I haven’t checked in on the news for a while. There is too great a chance I’ll get accidental exposure to a Republican face, voice, or talking point, and I’ll have to pay for it with hours of insomnia. And I peek in on the Democrats the way you edge the door open to your kid’s room—you don’t want to wake them up, but you need to see if they’re still breathing.

And that is how I learned that, scraping the last frosting of hope out of the empty bowl, some talking heads are speculating that there might be some Republicans left with enough spine intact to put the brakes on some of the Trump team’s more heinous plans. You know—mass deportations of random brownish people, siccing the military on recalcitrant Americans, abolishing government departments we were still using, that sort of thing. It wouldn’t take many, they say. And then the names are reeled off. By the time we eliminate the Republicans who paid for their integrity with their jobs—your Cheneys, your Flakes—we’re left with the sometimes-reliable Romney, Collins, and Murkowski.

Senators Collins and Murkowski represent states where people wear scratchy woolens, shoot their own meat, and cut loose with the Woodsman’s Blow, and such folk seem to be able to maintain an ethical position without hiding in the closet. But Mitch McConnell gets a mention in there too, because he has openly expressed his contempt of Trump and associated psychopaths sycophants.

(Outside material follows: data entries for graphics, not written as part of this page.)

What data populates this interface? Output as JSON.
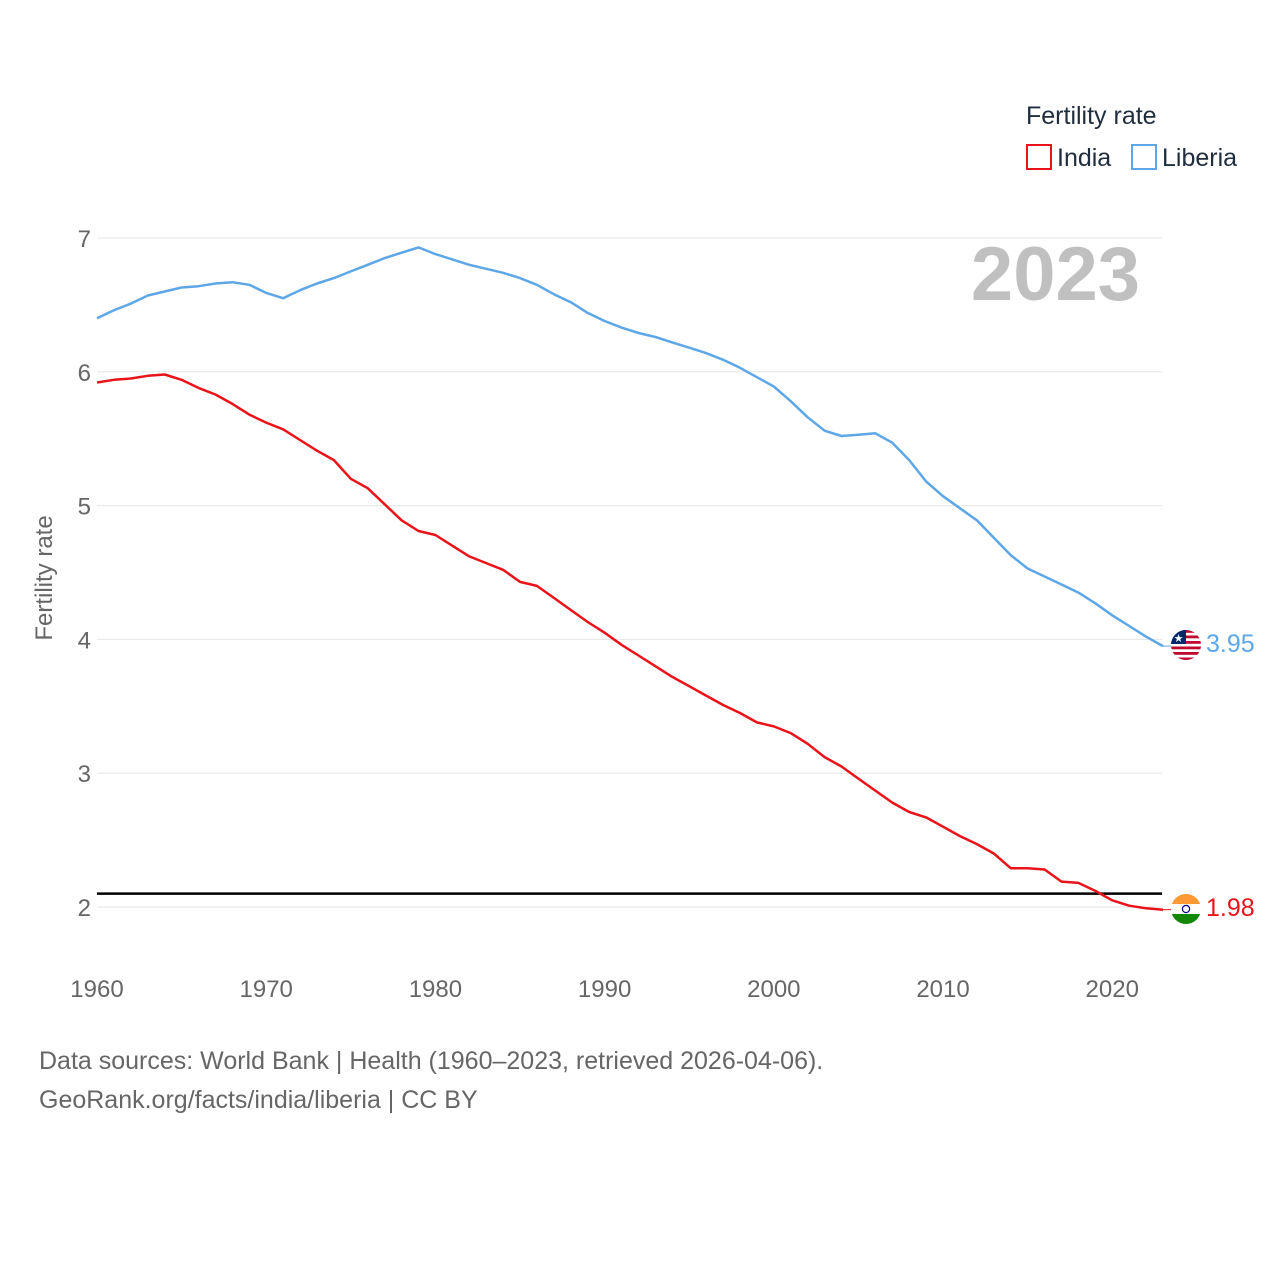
{
  "chart_data": {
    "type": "line",
    "title": "",
    "year_label": "2023",
    "xlabel": "",
    "ylabel": "Fertility rate",
    "xlim": [
      1960,
      2023
    ],
    "ylim": [
      1.6,
      7.2
    ],
    "x_ticks": [
      "1960",
      "1970",
      "1980",
      "1990",
      "2000",
      "2010",
      "2020"
    ],
    "y_ticks": [
      "2",
      "3",
      "4",
      "5",
      "6",
      "7"
    ],
    "reference_line": 2.1,
    "legend": {
      "title": "Fertility rate",
      "position": "top-right"
    },
    "x": [
      1960,
      1961,
      1962,
      1963,
      1964,
      1965,
      1966,
      1967,
      1968,
      1969,
      1970,
      1971,
      1972,
      1973,
      1974,
      1975,
      1976,
      1977,
      1978,
      1979,
      1980,
      1981,
      1982,
      1983,
      1984,
      1985,
      1986,
      1987,
      1988,
      1989,
      1990,
      1991,
      1992,
      1993,
      1994,
      1995,
      1996,
      1997,
      1998,
      1999,
      2000,
      2001,
      2002,
      2003,
      2004,
      2005,
      2006,
      2007,
      2008,
      2009,
      2010,
      2011,
      2012,
      2013,
      2014,
      2015,
      2016,
      2017,
      2018,
      2019,
      2020,
      2021,
      2022,
      2023
    ],
    "series": [
      {
        "name": "India",
        "color": "#e8141a",
        "end_value": "1.98",
        "values": [
          5.92,
          5.94,
          5.95,
          5.97,
          5.98,
          5.94,
          5.88,
          5.83,
          5.76,
          5.68,
          5.62,
          5.57,
          5.49,
          5.41,
          5.34,
          5.2,
          5.13,
          5.01,
          4.89,
          4.81,
          4.78,
          4.7,
          4.62,
          4.57,
          4.52,
          4.43,
          4.4,
          4.31,
          4.22,
          4.13,
          4.05,
          3.96,
          3.88,
          3.8,
          3.72,
          3.65,
          3.58,
          3.51,
          3.45,
          3.38,
          3.35,
          3.3,
          3.22,
          3.12,
          3.05,
          2.96,
          2.87,
          2.78,
          2.71,
          2.67,
          2.6,
          2.53,
          2.47,
          2.4,
          2.29,
          2.29,
          2.28,
          2.19,
          2.18,
          2.12,
          2.05,
          2.01,
          1.99,
          1.98
        ]
      },
      {
        "name": "Liberia",
        "color": "#5ea7e6",
        "end_value": "3.95",
        "values": [
          6.4,
          6.46,
          6.51,
          6.57,
          6.6,
          6.63,
          6.64,
          6.66,
          6.67,
          6.65,
          6.59,
          6.55,
          6.61,
          6.66,
          6.7,
          6.75,
          6.8,
          6.85,
          6.89,
          6.93,
          6.88,
          6.84,
          6.8,
          6.77,
          6.74,
          6.7,
          6.65,
          6.58,
          6.52,
          6.44,
          6.38,
          6.33,
          6.29,
          6.26,
          6.22,
          6.18,
          6.14,
          6.09,
          6.03,
          5.96,
          5.89,
          5.78,
          5.66,
          5.56,
          5.52,
          5.53,
          5.54,
          5.47,
          5.34,
          5.18,
          5.07,
          4.98,
          4.89,
          4.76,
          4.63,
          4.53,
          4.47,
          4.41,
          4.35,
          4.27,
          4.18,
          4.1,
          4.02,
          3.95
        ]
      }
    ]
  },
  "footer": {
    "line1": "Data sources: World Bank | Health (1960–2023, retrieved 2026-04-06).",
    "line2": "GeoRank.org/facts/india/liberia | CC BY"
  }
}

Oh, Dems. I love you so! So full of belief in the essential goodness of humanity, so hopeful that good will prevail over evil! What a bunch of lovable saps you are! I did it too. I remember trying to salvage some remnant of my sanity in the very early days of TrumpSwamp One. I watched him being welcomed to the White House by Obama and saw the overwhelmed, frightened look in his eyes, as sheer bluster met stark reality, and I suggested—right here in this space, in digital print—that maybe he would have a Nixon Goes To China moment. That maybe he would become privy to the horrifying implications of global warming and decide to achieve fame and glory by doing the politically wrenching job of tackling it. He’d be the one Republican willing to move into the future. He’d be a hero in his own mind, and, parenthetically, also in the minds of future generations.

Two minutes later, he left the White House with all his fear draining out of his porous, pitted soul, replaced by the intoxicating lust for power.

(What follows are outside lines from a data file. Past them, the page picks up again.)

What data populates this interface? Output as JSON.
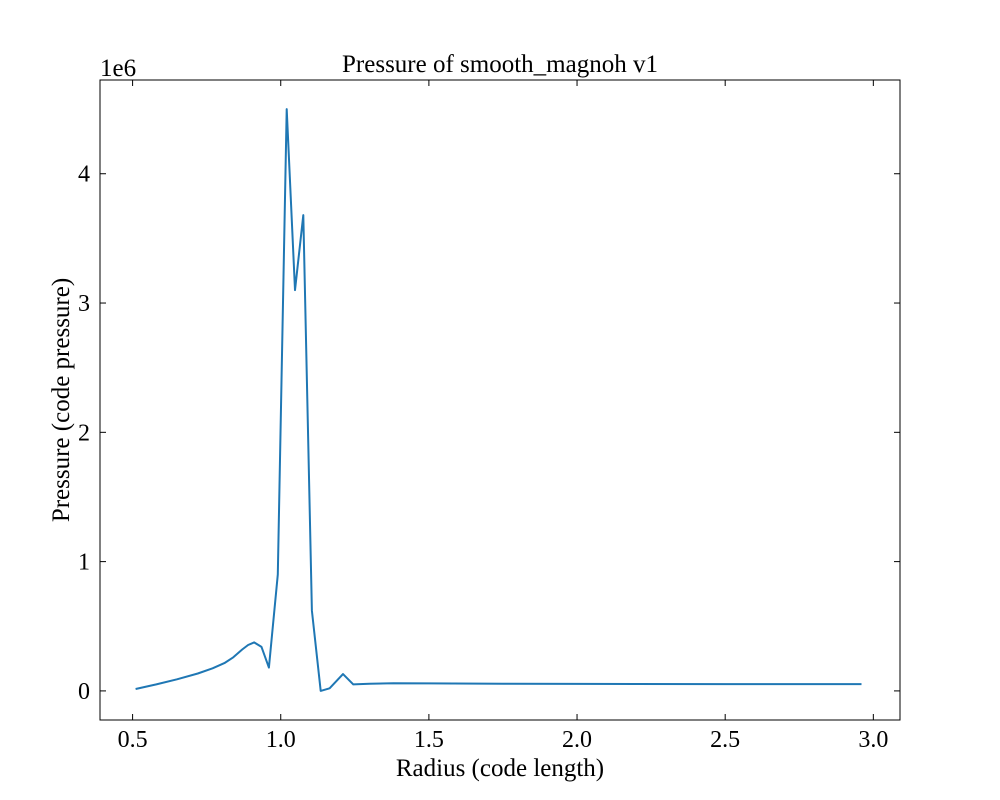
{
  "chart_data": {
    "type": "line",
    "title": "Pressure of smooth_magnoh v1",
    "xlabel": "Radius  (code length)",
    "ylabel": "Pressure  (code pressure)",
    "y_offset_label": "1e6",
    "xlim": [
      0.39,
      3.09
    ],
    "ylim": [
      -0.225,
      4.725
    ],
    "x_ticks": [
      {
        "value": 0.5,
        "label": "0.5"
      },
      {
        "value": 1.0,
        "label": "1.0"
      },
      {
        "value": 1.5,
        "label": "1.5"
      },
      {
        "value": 2.0,
        "label": "2.0"
      },
      {
        "value": 2.5,
        "label": "2.5"
      },
      {
        "value": 3.0,
        "label": "3.0"
      }
    ],
    "y_ticks": [
      {
        "value": 0,
        "label": "0"
      },
      {
        "value": 1,
        "label": "1"
      },
      {
        "value": 2,
        "label": "2"
      },
      {
        "value": 3,
        "label": "3"
      },
      {
        "value": 4,
        "label": "4"
      }
    ],
    "grid": false,
    "line_color": "#1f77b4",
    "series": [
      {
        "x": [
          0.51,
          0.58,
          0.65,
          0.72,
          0.77,
          0.81,
          0.84,
          0.87,
          0.89,
          0.91,
          0.935,
          0.96,
          0.99,
          1.02,
          1.048,
          1.076,
          1.105,
          1.135,
          1.165,
          1.21,
          1.245,
          1.3,
          1.38,
          1.5,
          1.75,
          2.0,
          2.5,
          2.96
        ],
        "y": [
          0.015,
          0.05,
          0.09,
          0.135,
          0.175,
          0.215,
          0.26,
          0.32,
          0.355,
          0.375,
          0.34,
          0.18,
          0.9,
          4.5,
          3.1,
          3.68,
          0.62,
          0.0,
          0.02,
          0.13,
          0.05,
          0.055,
          0.06,
          0.058,
          0.055,
          0.054,
          0.053,
          0.053
        ]
      }
    ]
  }
}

Honeys? Mitch McConnell hates the hell out of Trump. But he’s not going to lift a finger to stop him. Both Merrick Garland and Amy Coney Barrett can tell you that. Because, however loathsome he finds the instrument, he realizes that somehow the Republicans have finally blundered onto the one tool that will get them everything they’ve been working for since Reagan. The systematic dismantling of the government. The wholesale shift of the public trust to the profiteers. No more will those pesky environmental or social concerns get in the way of someone’s money. By the time the little people discover what they’ve given up, they’ll be socked away, choking on bad meat and water and air, maybe in an internment camp; maybe a prison. Maybe they’ll be in what used to be called, in pre-New Deal times, the poor house, rebranded for the New World as the Losers Liberty Barracks, Inc. If that’s an exaggeration, it’s not much of one.

The Republicans have already ordered the bathtub they’ll drown the government in, and now they can sit back and watch it all come down. Mitch McConnell is right in there with them, chins rumpling merrily. His whole crew is waiting with dampened drawers for all their dreams to come true.

And all it took was an ugly, empty-hearted old man—a human failure—along with a quashed immigration bill, a stout propaganda arm, and a few disposable transgender people. Poof. The Commons is for suckers.